Okay. Don’t get me wrong, I expect and appreciate challenge. I don’t want anyone to just swallow what I’m saying at face value. I learn more from people who disagree with me than people who do.
I just didn’t anticipate having to spend so much time and effort explaining things like what free will is. While I too look to theologians of the past and the early days of the church, I do so with the mindset that the information available to them was much more limited. Not to discount, but just I feel an important consideration.
Not meaning to attack any particular person’s concept. I think any concept of free will that isn’t “compatibilist” is incoherent, and compatibilist free will isn’t free will in any satisfying or useful way.
@Jeremy_Christian the issue, as many have said, is that you have an a different meanting behind the word “free will” than the rest of us. If you were to drop that term, and choose another. What would it be? If you don’t know the term yet, how would you pose the problem you are trying to solve with it?
I think you are trying to explain what was different about Adam and Eve’s descendents that made them capable of sin in a new way, over and above that of their peers. You settled on the language of “free will”, but your idea is actually better expressed in traditional theology in a different way. If you are willing to let go of the term itself, there may be a way to explain it that gets people on the same page right away.
I’ve been considering this, but I keep coming back to the same problem. Using the term “free will” associates it exactly the way I mean it. Calling it something else I feel would only make it more confusing. You keep saying that I have a different meaning than the rest of you, but haven’t yet heard what exactly is different.
Free will is the freedom to make your own choices/decisions
Free will gives us the ability to do evil/sin
Free will is a will apart from God’s will
Free will is the opposite of determinism
This is my definition of free will. All the behavioral changes I’m speaking of relate back to these. How is any of yours different?
I disagree. Everything we know scientifically strongly suggests determinism with no possibility of a free will.
But if that is true then we are all actually just biological drones, passive participants, with no control in our lives. Without any willful control in life, life has no meaning. Which means our perception of freedom of will that we’re actively controlling our decisions is a delusion as the process of making a decision that made us think we were in charge is actually the only choice we could have physically made in each instance.
The element in all of this that makes free will possible is God/the spiritual plane/soul. There’s no physical evidence of a soul because it’s not physical. Being that it’s not physical it’s not beholden to natural law. It can behave free of it. Making us something more than deluded drones.
I would contend that this is in fact an incoherent definition. Then again, I find all definitions of free will incoherent. This may be a bit more so than most, though.
I’m sorry. I don’t accept this answer. I’m beating my head against the wall trying to explain this only to find out that you find any explanation of these elements incomprehensible, no matter how they’re explained? So there’s literally nothing I could have said to address your objections?
You understand determinism, right? That any way you respond to given stimuli is basically determined by your genetic and biological make-up and is not a willful choice? Well, free will is the opposite of that. You do have a willful choice. What’s confusing about that?
That just confuses me more.

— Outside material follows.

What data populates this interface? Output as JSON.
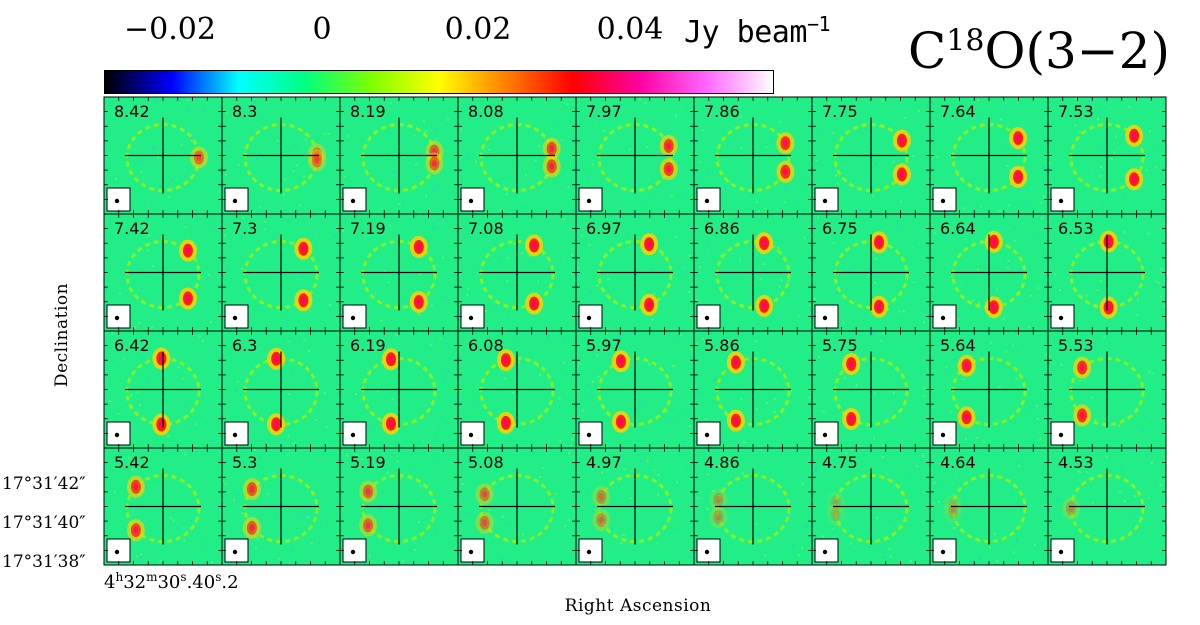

As a scientist he should understand the concept of determinism exactly, and should be able to understand free will in that context at least.
Once again, your definition of free will is idiosyncratic. I understand it makes a ton of sense to you. However, the way you define it is very different than how the rest of us have encountered the concept.
Still waiting for how your (or anyone’s) definition differs from …
Free will is the freedom to make your own choices/decisions
Free will gives us the ability to do evil/sin
Free will is a will apart from God’s will
Free will is the opposite of determinism
There is not much point to devising a new scenario unless it solves some problems:
One or two Genealogical Adam scenarios simultaneously resolve the following:
who did Cain marry;
for whom he built a city;
a plausible way to have an historical Adam and Eve;
while not having to overturn all of modern science.
These same models imply that the only plausible flood is a regional flood (since the point of the scenarios is to provide for a historical Adam/Eve, not a historical global flood).
Actually, indeterminism is the opposite of determinism.
There is a massive multicentury debate about whether determinism and free will are compatible. It seems that Molinism demonstrates that they, in principle, are compatible.
In physics there is a similar and unresolved debate about whether the universe is deterministic or indeterministic.
Taking this formulation literally, when whenever we are doing God’s will, it is not by free will.
Then why would God allow it? Why God create the opposite of God’s will?
It very much appears my dog has free will. It is hard to imagine Homo sapiens without a sense of free will that is not exactly identical to ours.
I will get to this when I can. I suspect it will take a while. I’m also not sure how helpful it will be to you until you let go of the “free will” term, and can introspect a bit on how your arrived here. I think there was a wrong turn along the way, but until you back out of it, it will be hard to see.
As a clue, that I doubt will make sense to you yet, I think you are trying to explain what makes Adam’s sin the first transgression. I think the answer is that he was the first to receive a command. You can’t break a command if you never received it. Aligned with this, Adam acquires knowledge we can increase the types of evil he can do. It is not that he has new free will, but that he know nows how to exert his will in transgressive consequential ways. Those two lines, it seems, give you what you are trying too get at in a more grounded way.